Le due vittorie esterne di Napoli e di Genova hanno mostrato, pur in contesti differenti, una squadra compatta, capace di palleggiare anche con disinvoltura, vogliosa di andare ad attaccare qualche metro più avanti, desiderosa di ritrovare quella profondità perduta sugli esterni. Il primo tempo di Genova ha rispolverato agli occhi di tutti un tratto indispensabile del DNA di questa squadra, del DNA degli ultimi anni.

LA SPEZIA – Non è un caso se Simone Bastoni, l’eroe di un’altra vittoria al Ferraris che resterà nella storia del club aquilotto, parla di “aggressività e coraggio” come di elementi determinanti per arrivare ai tre punti.

Proprio su questo aspetto dovranno battere da ora in poi i ragazzi di Thiago Motta per tenere viva questa nuova media punti salvezza, su questa via battuta troppo di rado negli ultimi tempi, in quelle lunghe settimane caratterizzate da prestazioni, oltre che risultati, deludenti.
Prestazioni e risultati che parevano assolutamente conseguenziali, una squadra che da tempo si mostrava prigioniera, forse, di qualche equivoco tattico di troppo o, semplicemente, la necessità di riparare qualcosa di meno funzionante, ha finito per imbrigliare i propri punti di forza.

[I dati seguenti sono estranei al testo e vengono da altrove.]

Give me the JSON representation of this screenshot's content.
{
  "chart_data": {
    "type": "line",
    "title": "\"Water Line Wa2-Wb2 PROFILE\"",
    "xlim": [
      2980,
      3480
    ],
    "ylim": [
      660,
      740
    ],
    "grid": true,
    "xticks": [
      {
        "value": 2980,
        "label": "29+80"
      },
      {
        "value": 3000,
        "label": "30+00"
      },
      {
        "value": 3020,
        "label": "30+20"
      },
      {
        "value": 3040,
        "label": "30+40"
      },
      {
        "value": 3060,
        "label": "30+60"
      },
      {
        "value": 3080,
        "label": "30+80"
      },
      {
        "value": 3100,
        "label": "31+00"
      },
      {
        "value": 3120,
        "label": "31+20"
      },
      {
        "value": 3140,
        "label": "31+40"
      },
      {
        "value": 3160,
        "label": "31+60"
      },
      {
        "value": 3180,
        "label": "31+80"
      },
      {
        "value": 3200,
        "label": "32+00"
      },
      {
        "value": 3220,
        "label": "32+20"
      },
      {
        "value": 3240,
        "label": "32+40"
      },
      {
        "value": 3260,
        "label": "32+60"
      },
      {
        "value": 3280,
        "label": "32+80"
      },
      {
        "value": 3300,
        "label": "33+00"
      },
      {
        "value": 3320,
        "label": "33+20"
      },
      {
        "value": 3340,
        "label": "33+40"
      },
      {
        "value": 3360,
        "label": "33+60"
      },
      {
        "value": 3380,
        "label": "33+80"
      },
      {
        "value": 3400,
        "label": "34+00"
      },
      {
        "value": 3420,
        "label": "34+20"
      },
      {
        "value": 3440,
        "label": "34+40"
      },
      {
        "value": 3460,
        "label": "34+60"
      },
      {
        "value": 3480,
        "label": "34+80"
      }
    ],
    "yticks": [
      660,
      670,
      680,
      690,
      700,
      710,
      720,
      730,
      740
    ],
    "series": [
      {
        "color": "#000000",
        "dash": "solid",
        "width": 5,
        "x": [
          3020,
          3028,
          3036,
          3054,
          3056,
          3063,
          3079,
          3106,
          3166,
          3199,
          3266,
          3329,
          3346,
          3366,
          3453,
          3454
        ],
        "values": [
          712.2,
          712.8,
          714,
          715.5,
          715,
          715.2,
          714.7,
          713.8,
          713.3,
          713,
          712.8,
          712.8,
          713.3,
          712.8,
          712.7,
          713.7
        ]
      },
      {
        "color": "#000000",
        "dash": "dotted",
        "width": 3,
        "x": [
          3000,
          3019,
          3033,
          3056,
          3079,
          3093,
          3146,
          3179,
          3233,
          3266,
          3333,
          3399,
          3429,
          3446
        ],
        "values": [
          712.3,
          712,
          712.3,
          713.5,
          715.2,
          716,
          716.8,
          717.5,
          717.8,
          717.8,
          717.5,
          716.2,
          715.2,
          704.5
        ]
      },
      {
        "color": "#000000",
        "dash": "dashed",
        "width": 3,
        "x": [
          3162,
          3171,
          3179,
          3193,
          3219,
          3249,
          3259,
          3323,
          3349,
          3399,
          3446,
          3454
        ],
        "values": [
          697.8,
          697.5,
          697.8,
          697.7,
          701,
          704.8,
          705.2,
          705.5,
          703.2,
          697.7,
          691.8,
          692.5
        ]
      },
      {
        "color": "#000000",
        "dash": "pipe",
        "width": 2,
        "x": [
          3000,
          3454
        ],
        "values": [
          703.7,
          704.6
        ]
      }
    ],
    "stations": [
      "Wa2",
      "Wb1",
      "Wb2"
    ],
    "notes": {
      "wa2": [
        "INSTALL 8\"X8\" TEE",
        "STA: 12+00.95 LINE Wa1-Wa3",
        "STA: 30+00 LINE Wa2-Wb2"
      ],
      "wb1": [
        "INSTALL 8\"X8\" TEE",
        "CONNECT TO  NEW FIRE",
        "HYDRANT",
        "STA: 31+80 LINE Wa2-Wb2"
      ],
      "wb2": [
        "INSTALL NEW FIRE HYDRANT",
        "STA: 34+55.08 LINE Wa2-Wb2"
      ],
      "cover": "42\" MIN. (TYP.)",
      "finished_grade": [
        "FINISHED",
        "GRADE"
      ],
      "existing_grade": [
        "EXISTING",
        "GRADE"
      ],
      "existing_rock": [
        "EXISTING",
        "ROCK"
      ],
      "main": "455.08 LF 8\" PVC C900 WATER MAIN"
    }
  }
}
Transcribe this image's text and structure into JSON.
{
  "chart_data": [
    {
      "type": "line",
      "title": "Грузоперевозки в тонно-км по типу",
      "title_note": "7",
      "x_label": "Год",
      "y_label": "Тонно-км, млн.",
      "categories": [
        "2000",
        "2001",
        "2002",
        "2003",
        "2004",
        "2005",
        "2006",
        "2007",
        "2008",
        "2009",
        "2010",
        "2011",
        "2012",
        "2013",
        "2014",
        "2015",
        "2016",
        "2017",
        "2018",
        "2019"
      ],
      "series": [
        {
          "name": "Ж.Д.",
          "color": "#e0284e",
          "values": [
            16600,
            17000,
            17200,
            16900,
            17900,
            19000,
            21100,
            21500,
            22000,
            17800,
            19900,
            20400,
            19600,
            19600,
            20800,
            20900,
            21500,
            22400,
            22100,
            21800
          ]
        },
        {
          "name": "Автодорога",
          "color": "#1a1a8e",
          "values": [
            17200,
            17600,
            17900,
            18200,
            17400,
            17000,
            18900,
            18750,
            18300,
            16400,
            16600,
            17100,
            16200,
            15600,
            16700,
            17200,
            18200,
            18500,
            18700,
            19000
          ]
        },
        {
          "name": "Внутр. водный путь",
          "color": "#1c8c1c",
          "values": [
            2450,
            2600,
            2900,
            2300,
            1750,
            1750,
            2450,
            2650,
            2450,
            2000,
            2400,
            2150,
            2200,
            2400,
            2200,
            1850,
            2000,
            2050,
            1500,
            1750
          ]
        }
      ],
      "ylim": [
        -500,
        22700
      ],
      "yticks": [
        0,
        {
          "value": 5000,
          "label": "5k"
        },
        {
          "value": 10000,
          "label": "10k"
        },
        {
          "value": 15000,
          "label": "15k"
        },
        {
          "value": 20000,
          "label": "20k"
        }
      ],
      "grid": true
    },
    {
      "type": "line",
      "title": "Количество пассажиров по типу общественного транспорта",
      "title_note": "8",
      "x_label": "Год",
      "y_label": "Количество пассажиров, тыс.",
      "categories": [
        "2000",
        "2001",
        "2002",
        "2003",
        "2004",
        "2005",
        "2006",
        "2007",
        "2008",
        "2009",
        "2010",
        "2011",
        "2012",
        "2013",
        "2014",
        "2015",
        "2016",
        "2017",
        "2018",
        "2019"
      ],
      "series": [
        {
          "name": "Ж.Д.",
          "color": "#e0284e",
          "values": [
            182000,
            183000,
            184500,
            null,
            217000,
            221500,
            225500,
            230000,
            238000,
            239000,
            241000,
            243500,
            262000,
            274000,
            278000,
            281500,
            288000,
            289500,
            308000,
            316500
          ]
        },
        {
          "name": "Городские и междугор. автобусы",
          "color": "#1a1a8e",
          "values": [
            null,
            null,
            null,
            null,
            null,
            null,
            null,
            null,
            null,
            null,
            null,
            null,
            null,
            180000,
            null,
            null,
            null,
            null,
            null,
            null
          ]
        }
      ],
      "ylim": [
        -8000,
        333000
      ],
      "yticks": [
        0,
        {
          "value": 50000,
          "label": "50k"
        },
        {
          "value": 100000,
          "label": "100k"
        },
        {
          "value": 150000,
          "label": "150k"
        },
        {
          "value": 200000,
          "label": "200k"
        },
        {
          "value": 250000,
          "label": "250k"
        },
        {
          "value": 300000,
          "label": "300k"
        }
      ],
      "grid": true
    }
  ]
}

Le due vittorie esterne di Napoli e di Genova hanno mostrato, pur in contesti differenti, una squadra compatta, capace di palleggiare anche con disinvoltura, vogliosa di andare ad attaccare qualche metro più avanti, desiderosa di ritrovare quella profondità perduta sugli esterni.
È nelle gare interne, adesso, che andrà ricercato l’ulteriore, decisivo passo in avanti.
Ritrovare il 4-3-3, e con esso l’imprevedibilità e l’estro di alcuni giocatori determinanti o imprevedibili come Verde, Agudelo Gyasi – rimesso al suo posto – può avere eccome lo scopo di arretrare il baricentro avversario in un campo, il “Picco”, fatto su misura per andare in difficoltà se vieni attaccato e messo alle strette, al di la delle qualità avversarie e del loro blasone.

Comunque sia dovrà probabilmente evitare, il tecnico aquilotto, di ricadere nell’errore di interpretare questo modulo con estrema prudenza, onde evitare di lasciare troppo palleggio e troppa iniziativa nella zona nevralgica del campo dove le qualità avversarie possono trovare agevolmente il modo per farti girare a vuoto, finendo per soffocarti, come avvenuto contro il Verona una settimana fa.

Il primo tempo di Genova ha rispolverato agli occhi di tutti un tratto indispensabile del DNA di questa squadra, del DNA degli ultimi anni: pensare in avanti, giocare anche con un certo grado di spensieratezza, soffocare per primi l’iniziativa avversaria, dare un certo tipo di messaggio alla partita.
Quale migliore occasione, ora, di tornare a battere su questo tipo di mentalità tra le mura amiche, la mentalità che può farti trovare con più naturalezza la via dei tre punti per il numero di gare sufficienti a traguardare la quota salvezza.
Ricordare la scorsa annata, sotto questo punto di vista, non è assolutamente un errore.